Projects getting stuck indexing forever and using lots of resources
Problem
Recently I've seen several issues and support tickets related to a project getting stuck being indexed. In many cases we've seen that the project is indexing multiple times in parallel.
Indexing the same project twice in parallel is very bad because Elasticsearch will get conflicting updates and send back errors to all the clients and (I think) this causes them to retry which creates a cascading looping failure.
We avoid this by using a locking mechanism so that a single project is never indexed in parallel. But our lock has a 1 hour timeout. So I have a suspicion that sometimes a project which takes longer than 1hr to index may actually create a self-perpetuating problem where it indexes forever.
Solution
Reduce the likelihood of indexing the same project twice
Considering increasing our timeout on the project lock. Since the lock must have some timeout we may also want to look at a mechanism to kill an indexing process that has exceeded the timeout to have extra protection against running in parallel. Ultimately it's better that a project indexing is killed if it can't finish in time instead of running multiple in parallel that never finish and block other processes and consume resources.

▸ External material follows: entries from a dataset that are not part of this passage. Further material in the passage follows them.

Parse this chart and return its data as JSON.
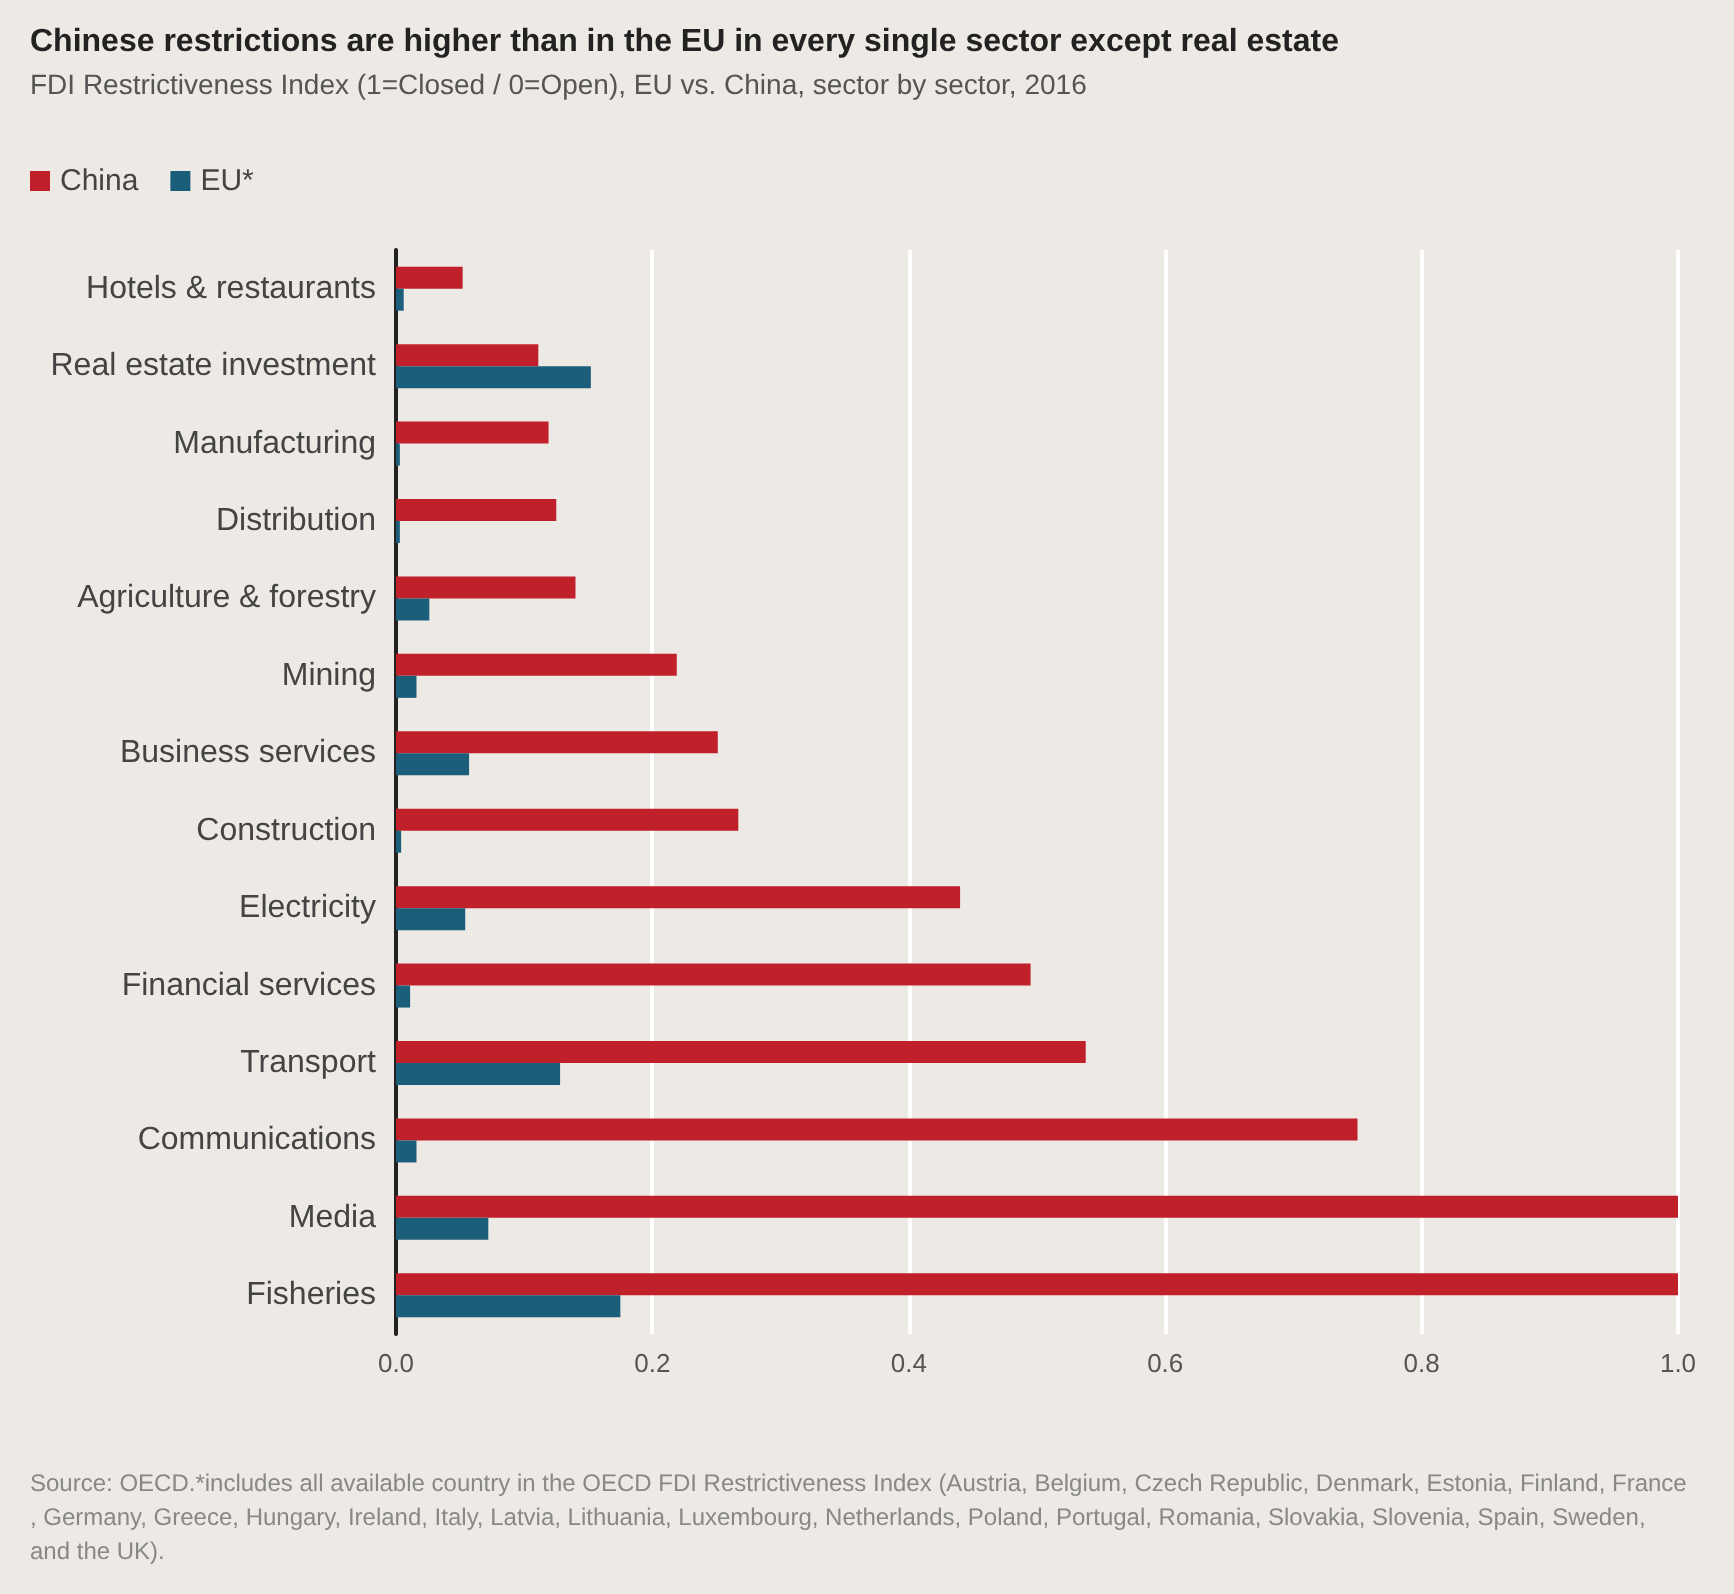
{
  "chart_data": {
    "type": "bar",
    "orientation": "horizontal",
    "title": "Chinese restrictions are higher than in the EU in every single sector except real estate",
    "subtitle": "FDI Restrictiveness Index (1=Closed / 0=Open), EU vs. China, sector by sector, 2016",
    "categories": [
      "Hotels & restaurants",
      "Real estate investment",
      "Manufacturing",
      "Distribution",
      "Agriculture & forestry",
      "Mining",
      "Business services",
      "Construction",
      "Electricity",
      "Financial services",
      "Transport",
      "Communications",
      "Media",
      "Fisheries"
    ],
    "series": [
      {
        "name": "China",
        "color": "#c0202a",
        "values": [
          0.052,
          0.111,
          0.119,
          0.125,
          0.14,
          0.219,
          0.251,
          0.267,
          0.44,
          0.495,
          0.538,
          0.75,
          1.0,
          1.0
        ]
      },
      {
        "name": "EU*",
        "color": "#1b5e7a",
        "values": [
          0.006,
          0.152,
          0.003,
          0.003,
          0.026,
          0.016,
          0.057,
          0.004,
          0.054,
          0.011,
          0.128,
          0.016,
          0.072,
          0.175
        ]
      }
    ],
    "xlim": [
      0,
      1
    ],
    "xticks": [
      {
        "value": 0,
        "label": "0.0"
      },
      {
        "value": 0.2,
        "label": "0.2"
      },
      {
        "value": 0.4,
        "label": "0.4"
      },
      {
        "value": 0.6,
        "label": "0.6"
      },
      {
        "value": 0.8,
        "label": "0.8"
      },
      {
        "value": 1,
        "label": "1.0"
      }
    ],
    "grid": "x",
    "legend": "top left",
    "annotations": [
      "Source: OECD.*includes all available country in the OECD FDI Restrictiveness Index (Austria, Belgium, Czech Republic, Denmark, Estonia, Finland, France, Germany, Greece, Hungary, Ireland, Italy, Latvia, Lithuania, Luxembourg, Netherlands, Poland, Portugal, Romania, Slovakia, Slovenia, Spain, Sweden, and the UK)."
    ]
  }
}
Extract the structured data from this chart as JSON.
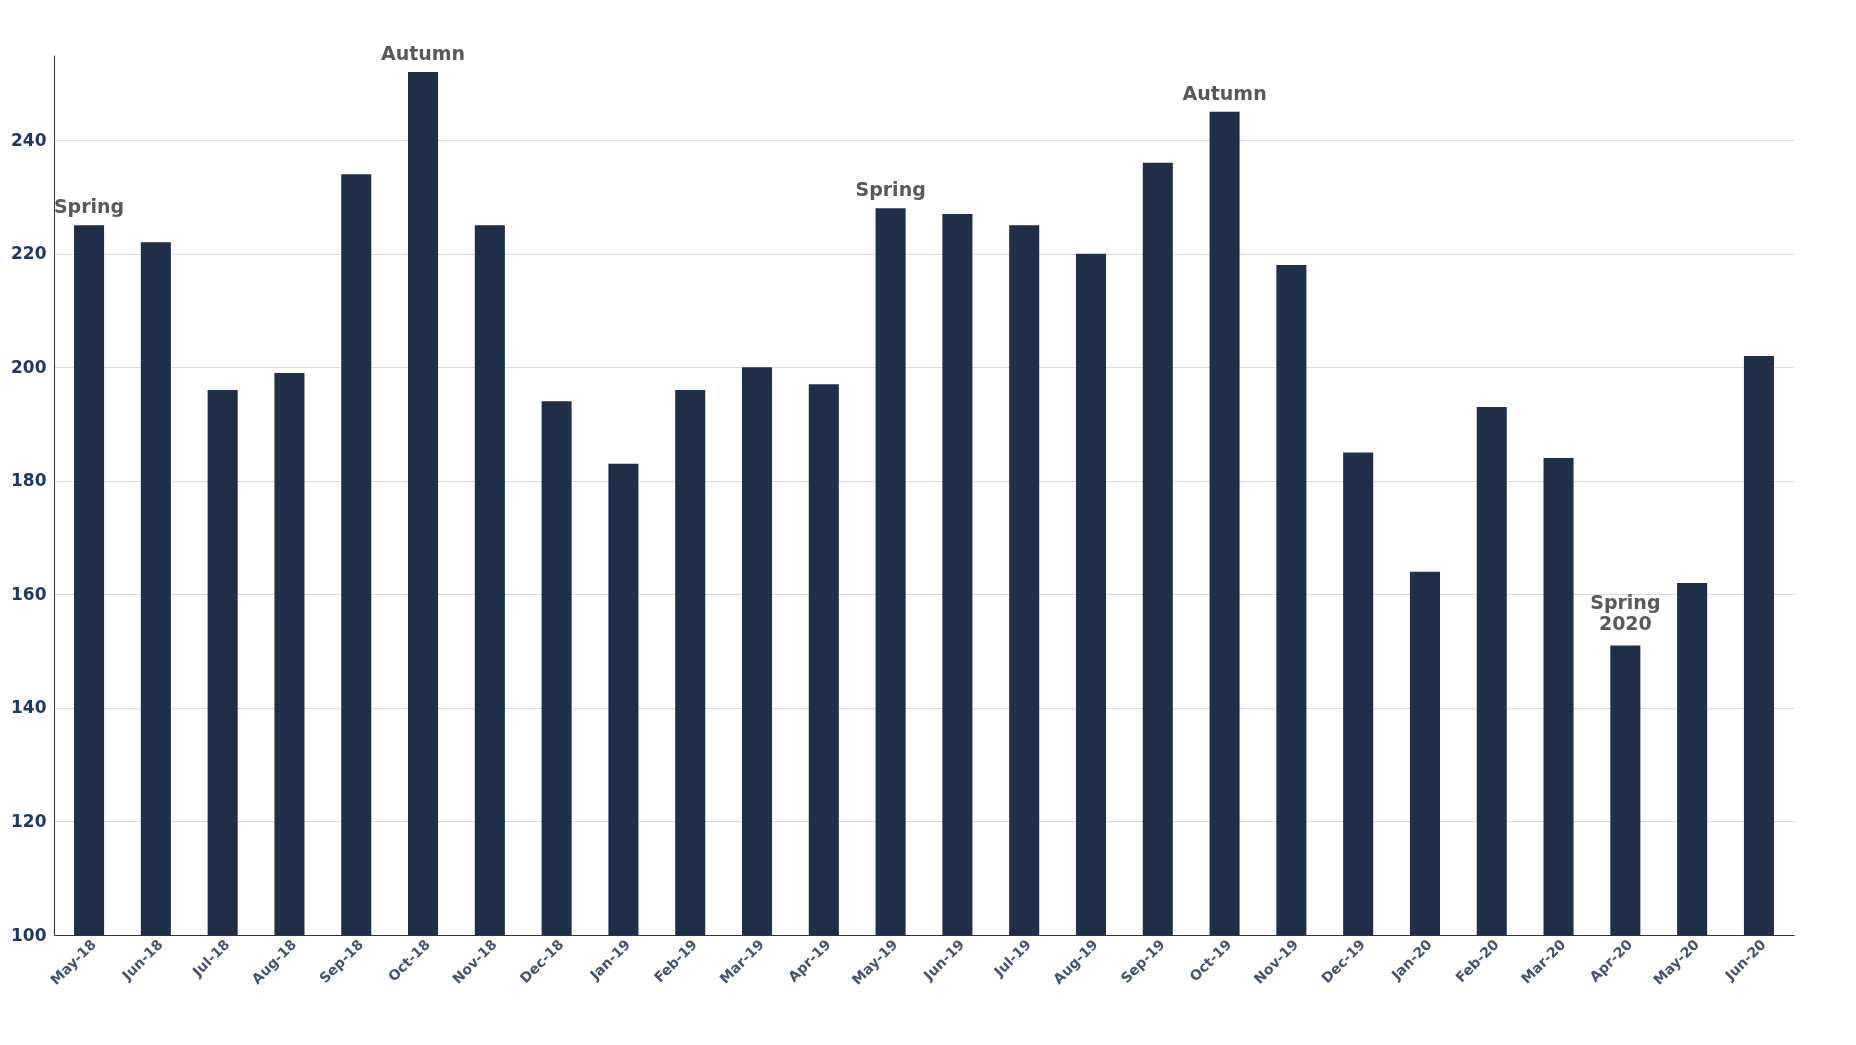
{
  "chart_data": {
    "type": "bar",
    "categories": [
      "May-18",
      "Jun-18",
      "Jul-18",
      "Aug-18",
      "Sep-18",
      "Oct-18",
      "Nov-18",
      "Dec-18",
      "Jan-19",
      "Feb-19",
      "Mar-19",
      "Apr-19",
      "May-19",
      "Jun-19",
      "Jul-19",
      "Aug-19",
      "Sep-19",
      "Oct-19",
      "Nov-19",
      "Dec-19",
      "Jan-20",
      "Feb-20",
      "Mar-20",
      "Apr-20",
      "May-20",
      "Jun-20"
    ],
    "values": [
      225,
      222,
      196,
      199,
      234,
      252,
      225,
      194,
      183,
      196,
      200,
      197,
      228,
      227,
      225,
      220,
      236,
      245,
      218,
      185,
      164,
      193,
      184,
      151,
      162,
      202
    ],
    "color": "#1f2f4a",
    "ylim": [
      100,
      255
    ],
    "yticks": [
      100,
      120,
      140,
      160,
      180,
      200,
      220,
      240
    ],
    "grid": "y",
    "annotations": [
      {
        "text": "Spring",
        "x": "May-18",
        "y": 225
      },
      {
        "text": "Autumn",
        "x": "Oct-18",
        "y": 252
      },
      {
        "text": "Spring",
        "x": "May-19",
        "y": 228
      },
      {
        "text": "Autumn",
        "x": "Oct-19",
        "y": 245
      },
      {
        "text": "Spring\n2020",
        "x": "Apr-20",
        "y": 151
      }
    ]
  }
}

Figure out why the process uses so much memory
I think this is happening because there is actually some retrying for failures built into gitlab-elasticsearch-indexer
which I think was causing gitlab-elasticsearch-indexer#51 (closed) to begin with. That problem was fixed by not retrying 413
status code failures. But I think we actually shouldn't be retrying any failures in gitlab-elasticsearch-indexer
. Sidekiq itself should already be capable of doing retries and retrying in the indexer appears to be causing infinite memory growth. There is one downside, however, in that I think the reason the indexer supports retries is that it's trying to cleverly retry only specific failed documents from the bulk request. The only case I'm aware of for now where that happens is document conflicts which are actually better handled via locking so I think it's still probably best if we just remove retrying from the indexer altogether.